En 2018, il devient Champion de la Paix. L’année suivante, il organise à Dakar une #WhiteCard géante avec 3 500 jeunes lors de la Coupe de l’Ambassadeur, un geste symbolique pour célébrer la paix à travers le sport. La même année, peu après les attaques en Casamance, il se rend sur place pour parler aux jeunes, partager son parcours et les encourager à choisir le sport plutôt que la violence. « Le taekwondo m’a appris la maîtrise de moi. J’essaie de transmettre cette paix intérieure à d’autres », explique-t-il.

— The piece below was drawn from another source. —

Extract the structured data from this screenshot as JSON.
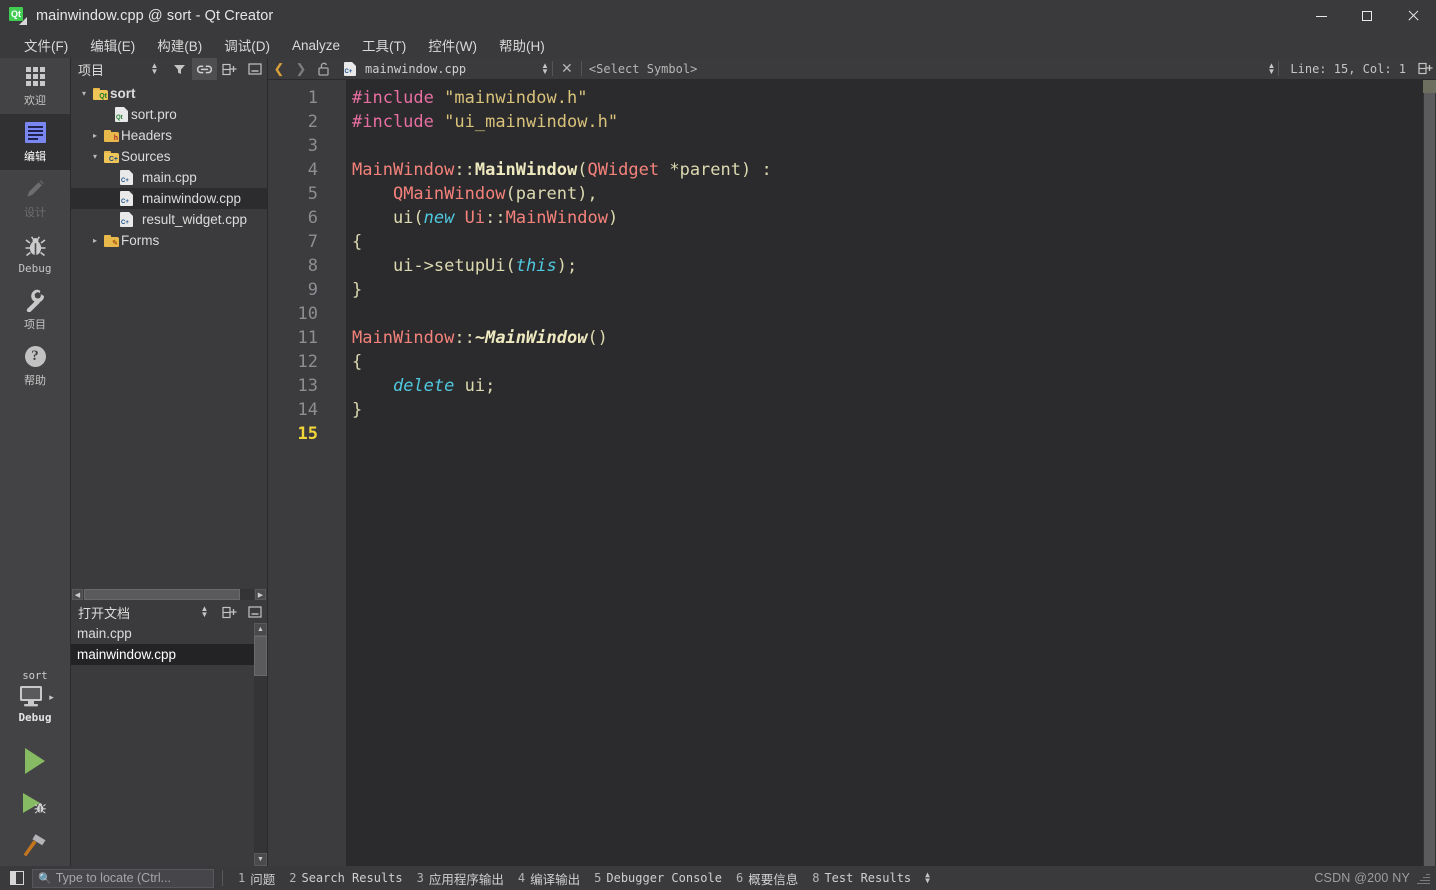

En parallèle de ses fonctions à l’Union africaine de Taekwondo (UAT), Balla a été nommé directeur des sports pour les Jeux Olympiques de la Jeunesse Dakar 2026. C’est un événement historique : pour la première fois, une édition olympique se tiendra sur le sol africain. Pour lui, c’est un moment charnière. Il voit dans ces JOJ un tremplin pour toute une génération. « L’Afrique a trop longtemps été spectatrice du mouvement olympique. Il est temps qu’elle en devienne actrice. » Son défi est colossal : infrastructures à construire, jeunes à encadrer, fédérations à mobiliser. Mais il avance avec méthode et détermination, fidèle à ses habitudes.

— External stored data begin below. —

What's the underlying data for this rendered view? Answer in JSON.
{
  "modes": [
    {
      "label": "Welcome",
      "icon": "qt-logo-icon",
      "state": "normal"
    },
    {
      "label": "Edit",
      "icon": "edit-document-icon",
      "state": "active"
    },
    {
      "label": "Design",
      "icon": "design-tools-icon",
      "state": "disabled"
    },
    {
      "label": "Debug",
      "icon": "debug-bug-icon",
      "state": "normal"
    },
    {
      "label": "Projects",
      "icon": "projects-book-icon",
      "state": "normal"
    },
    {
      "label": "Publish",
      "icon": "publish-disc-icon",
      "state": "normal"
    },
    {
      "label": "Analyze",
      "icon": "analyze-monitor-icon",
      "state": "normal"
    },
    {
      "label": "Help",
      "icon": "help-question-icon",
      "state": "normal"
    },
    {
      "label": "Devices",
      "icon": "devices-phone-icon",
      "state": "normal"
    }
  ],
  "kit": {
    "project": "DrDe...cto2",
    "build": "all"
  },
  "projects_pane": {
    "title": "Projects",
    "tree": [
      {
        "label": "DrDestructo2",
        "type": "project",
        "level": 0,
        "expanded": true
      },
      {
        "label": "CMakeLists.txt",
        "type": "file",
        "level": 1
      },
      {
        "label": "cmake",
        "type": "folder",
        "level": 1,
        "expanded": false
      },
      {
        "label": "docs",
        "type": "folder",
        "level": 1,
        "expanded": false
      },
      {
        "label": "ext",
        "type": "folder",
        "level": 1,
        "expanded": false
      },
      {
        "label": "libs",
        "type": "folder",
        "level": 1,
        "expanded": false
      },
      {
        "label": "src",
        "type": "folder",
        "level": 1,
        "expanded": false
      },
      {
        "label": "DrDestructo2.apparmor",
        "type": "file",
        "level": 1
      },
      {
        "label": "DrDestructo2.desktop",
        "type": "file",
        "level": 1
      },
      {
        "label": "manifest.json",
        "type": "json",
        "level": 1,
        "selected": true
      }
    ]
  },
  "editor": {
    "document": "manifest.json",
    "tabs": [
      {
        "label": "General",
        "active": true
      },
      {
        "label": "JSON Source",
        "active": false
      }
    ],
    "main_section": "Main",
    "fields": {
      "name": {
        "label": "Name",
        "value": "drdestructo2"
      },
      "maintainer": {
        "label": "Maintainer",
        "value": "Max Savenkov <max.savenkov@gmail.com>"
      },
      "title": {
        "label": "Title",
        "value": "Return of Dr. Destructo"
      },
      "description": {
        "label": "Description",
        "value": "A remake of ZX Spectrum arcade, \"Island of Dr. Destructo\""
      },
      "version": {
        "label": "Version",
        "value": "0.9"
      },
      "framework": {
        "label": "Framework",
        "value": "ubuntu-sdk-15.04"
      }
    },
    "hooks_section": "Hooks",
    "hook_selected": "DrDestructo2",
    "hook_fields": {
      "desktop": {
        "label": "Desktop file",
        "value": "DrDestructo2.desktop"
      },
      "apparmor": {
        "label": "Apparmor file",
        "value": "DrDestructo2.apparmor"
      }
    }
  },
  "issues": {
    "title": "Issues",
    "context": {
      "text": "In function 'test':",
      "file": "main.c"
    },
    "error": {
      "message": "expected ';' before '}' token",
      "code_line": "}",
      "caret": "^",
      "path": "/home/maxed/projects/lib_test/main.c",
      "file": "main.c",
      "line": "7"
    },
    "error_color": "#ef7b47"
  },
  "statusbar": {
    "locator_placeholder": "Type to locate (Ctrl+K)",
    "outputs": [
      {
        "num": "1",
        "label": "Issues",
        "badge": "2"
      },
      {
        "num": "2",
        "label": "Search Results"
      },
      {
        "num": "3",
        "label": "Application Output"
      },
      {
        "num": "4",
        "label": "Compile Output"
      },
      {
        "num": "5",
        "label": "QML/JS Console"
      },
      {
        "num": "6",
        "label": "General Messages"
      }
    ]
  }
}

Un leadership tourné vers l’avenir
Dans sa feuille de route pour son second mandat à l’UAT, Balla Dièye place l’accent sur la formation. Il veut créer une académie panafricaine de taekwondo, offrir aux jeunes talents un cadre d’élite, et professionnaliser les métiers autour de la discipline. Il travaille également sur la promotion du taekwondo féminin et l’inclusion des zones rurales. Il rêve d’un taekwondo africain fort, unifié, compétitif sur la scène mondiale. Pour cela, il plaide pour une meilleure synergie entre les fédérations, un soutien accru des États, et une reconnaissance institutionnelle du rôle éducatif du sport.

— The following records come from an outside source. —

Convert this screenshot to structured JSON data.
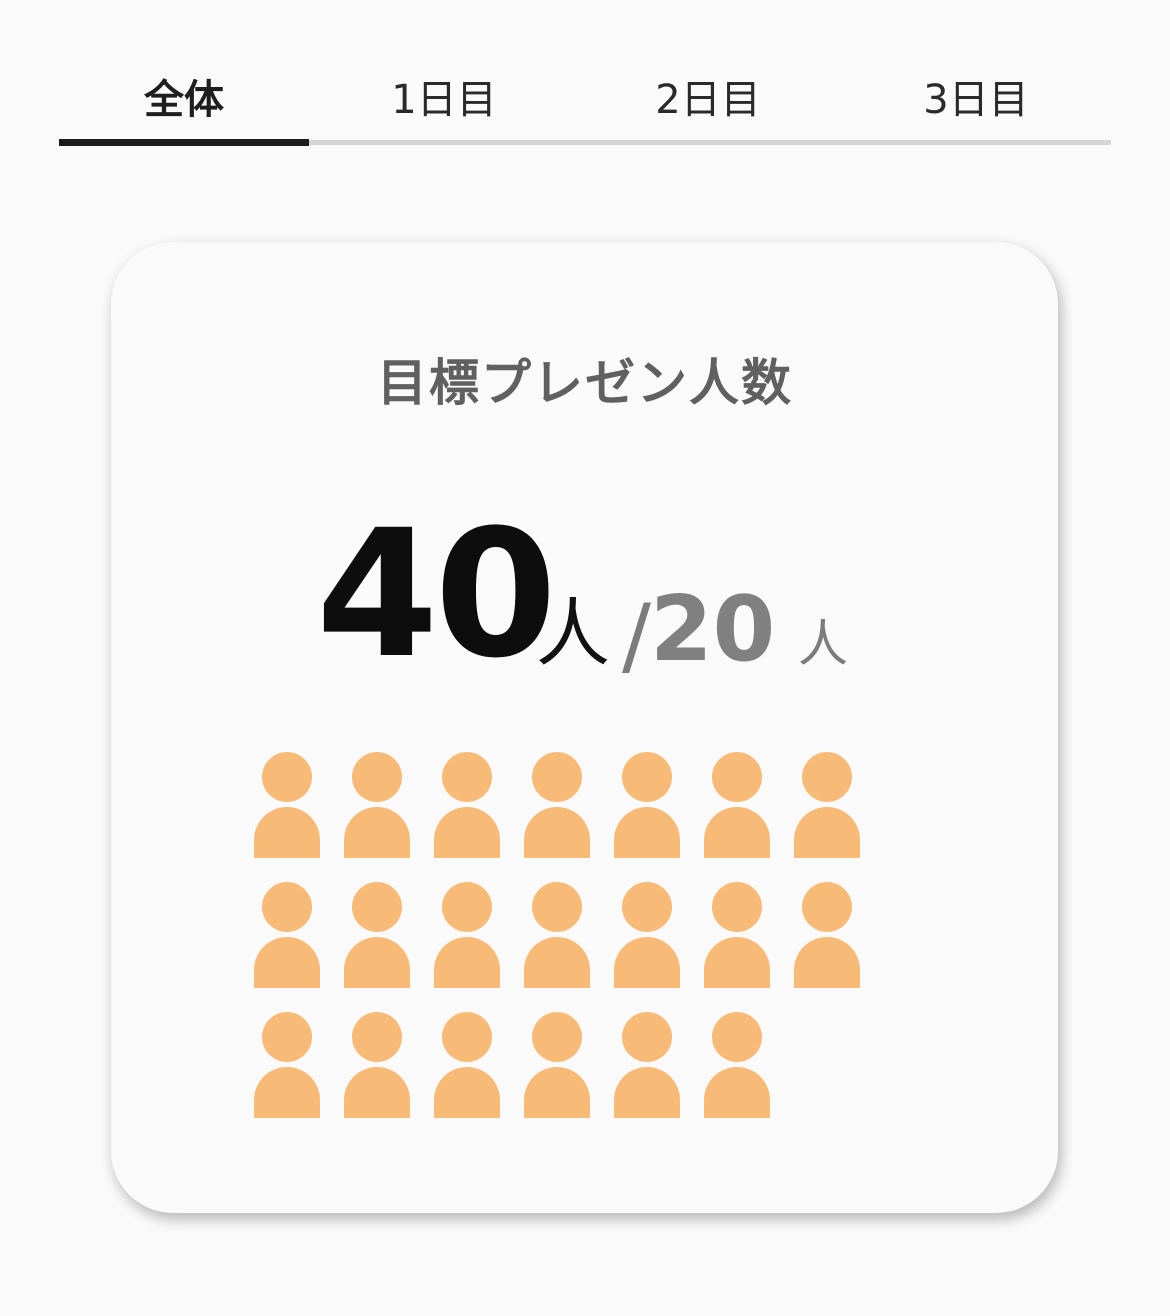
{
  "tabs": [
    {
      "label": "全体",
      "active": true
    },
    {
      "label": "1日目",
      "active": false
    },
    {
      "label": "2日目",
      "active": false
    },
    {
      "label": "3日目",
      "active": false
    }
  ],
  "card": {
    "title": "目標プレゼン人数",
    "current_count": "40",
    "current_unit": "人",
    "separator": "/",
    "target_count": "20",
    "target_unit": "人",
    "person_icon": "person-icon",
    "person_icon_count": 20,
    "person_icon_color": "#f7bb77"
  },
  "colors": {
    "active_tab_indicator": "#1c1c1c",
    "tab_track": "#d5d5d5",
    "background": "#fafafa"
  }
}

Balla Dièye est devenu un bâtisseur, un éducateur, un artisan de paix. Sa trajectoire témoigne de la force de la résilience et du pouvoir du sport comme levier de transformation. Dans un continent souvent traversé par les crises, son parcours inspire une nouvelle génération d’athlètes, de dirigeants et de citoyens. Réélu, respecté et engagé, il continue d’écrire une histoire collective, où le taekwondo est bien plus qu’un art martial : un chemin vers l’unité, la dignité et la paix en Afrique.